In Eq. (14), the first product term is the transconductance gain of OTA1, while gm2 represents the transconductance amplifier of OTA2.

Now, on selecting the different types of impedance Z, three different cases can be studied.

3.2.1 Case 1: When Z is Selected as Resistance R

In this case, Eq. (14) can be modified as follows:

$$ V_{{{\text{in}}}} = k\left( { g_{{{\text{m}}2}} \frac{R}{{C_{1} }}\int_{0}^{t} {I_{{{\text{in}}}} {\text{d}}t^\prime - V_{{{\text{th}}}} - V_{{{\text{SS}}}} } } \right) I_{{{\text{in}}}} RR_{1} $$
(15)

It can be deduced from Eq. (15) that by choosing Z as resistance R, the circuit of Fig. 8 realizes the function of a charge-controlled memristor.

3.2.2 Case 2: When Z is Selected as Capacitance C

For the use of the capacitance, the i–v relationship of the circuit can be computed from Eq. (14) as follows:

$$ V_{{{\text{in}}}} = k\left( { g_{{{\text{m}}2}} \frac{1}{{CC_{1} }}\int_{0}^{t} {\int_{0}^{t^\prime } {} } I_{{{\text{in}}}} {\text{d}}k{\text{d}}t^\prime - V_{{{\text{th}}}} - V_{{{\text{SS}}}} } \right)\frac{1}{{C_{1} }}\int_{0}^{t} {I_{{{\text{in}}}} {\text{d}}t^\prime R_{1} } $$
(16)

On comparing Eq. (16) with the standard charge-controlled capacitance equation, we can understand that Eq. (16) is realizing the function of a charge-controlled memcapacitor.

3.2.3 Case 3: When Z is Selected as Inductance L

In this case, the input i–v relationship of the designed circuit is obtained as follows:

$$ V_{{{\text{in}}}} = k\left( { g_{{{\text{m}}2}} \frac{L}{{C_{1} }} I_{{{\text{in}}}} - V_{{{\text{th}}}} - V_{{{\text{SS}}}} } \right)ZR_{1} L \frac{{\text{d}}}{{{\text{d}}t}}\left( { I_{{{\text{in}}}} } \right) $$
(17)

Equation (17) suggests the realization of only a nonlinear current-controlled inductor. Therefore, selecting the impedance Z as inductance L does not provide the emulation of a charge-controlled meminductor.
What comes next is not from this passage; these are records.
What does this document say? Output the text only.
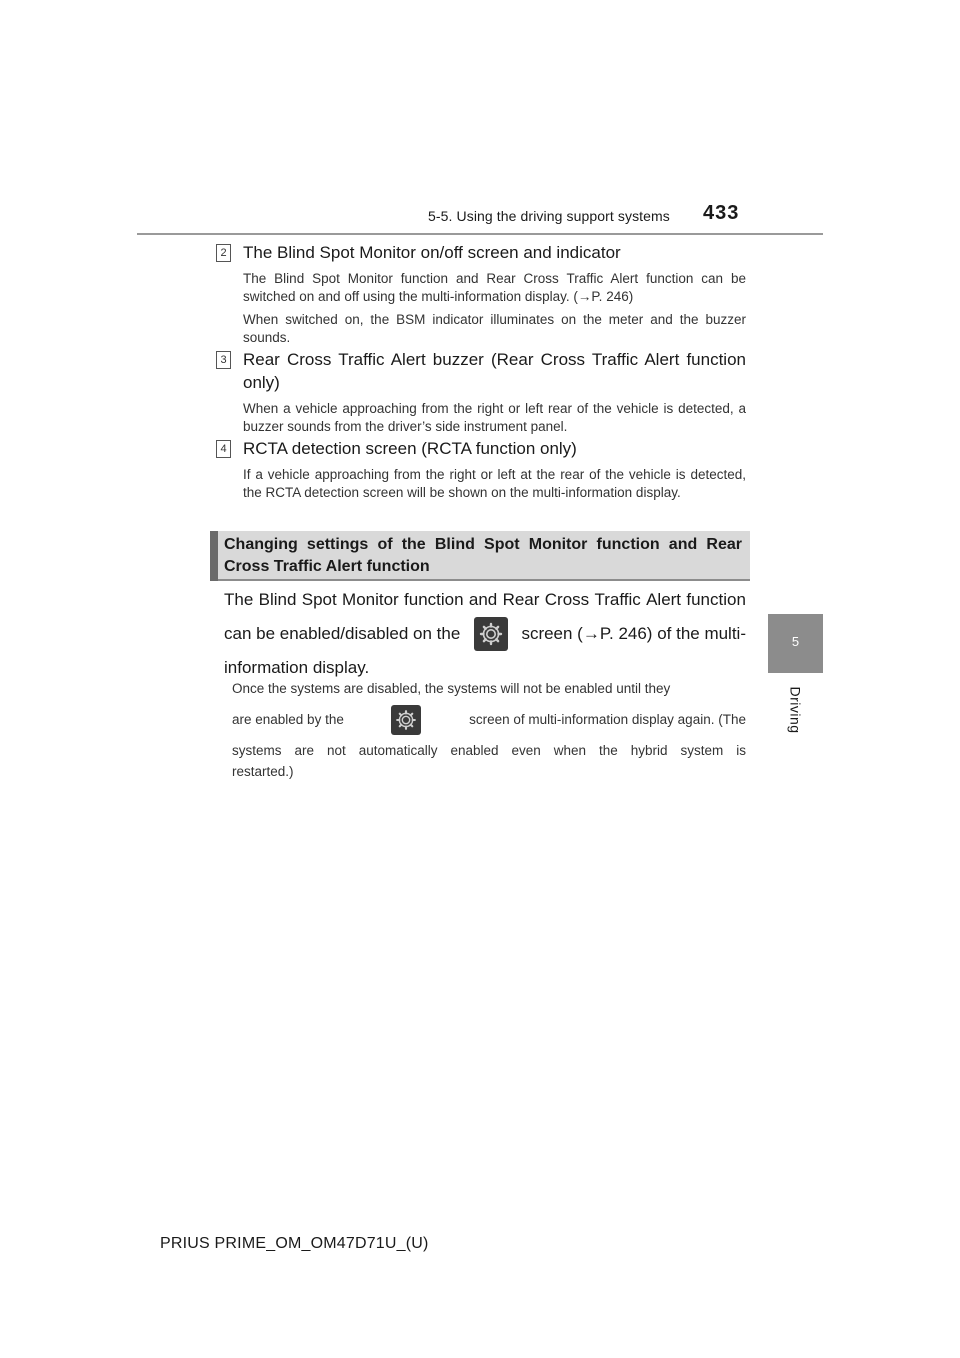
5-5. Using the driving support systems 433
5
Driving
2 The Blind Spot Monitor on/off screen and indicator

The Blind Spot Monitor function and Rear Cross Traffic Alert function can be switched on and off using the multi-information display. (→P. 246)

When switched on, the BSM indicator illuminates on the meter and the buzzer sounds.

3 Rear Cross Traffic Alert buzzer (Rear Cross Traffic Alert function only)

When a vehicle approaching from the right or left rear of the vehicle is detected, a buzzer sounds from the driver’s side instrument panel.

4 RCTA detection screen (RCTA function only)

If a vehicle approaching from the right or left at the rear of the vehicle is detected, the RCTA detection screen will be shown on the multi-information display.

Changing settings of the Blind Spot Monitor function and Rear Cross Traffic Alert function
The Blind Spot Monitor function and Rear Cross Traffic Alert function
can be enabled/disabled on the	screen (→P. 246) of the multi-
information display.
Once the systems are disabled, the systems will not be enabled until they
are enabled by the	screen of multi-information display again. (The
systems are not automatically enabled even when the hybrid system is
restarted.)
PRIUS PRIME_OM_OM47D71U_(U)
Therefore, the circuit concept of Fig. 3 is unable to realize all three memelements with a single input single element-controlled structure.

4 Conclusion

The paper discusses that a single input single element-controlled Flux-dependent multi-memelement emulator provides the realization of only the ideal memristor and ideal meminductor, and the other case results in a nonlinear voltage-controlled capacitor. Similarly, in the case of the current-controlled emulator, the ideal memristor and memcapacitor are realized but the third one is obtained as a nonlinear inductor. There is no possibility to modify these circuit configurations by executing any change in the emulator circuits into a perfect universal memelement emulator without losing the various advantages of the emulator related to flexibility. Therefore, it is proved in this article that such universal memelement emulators cannot be designed whose behavior can be switched only by executing a single change in the circuit configuration.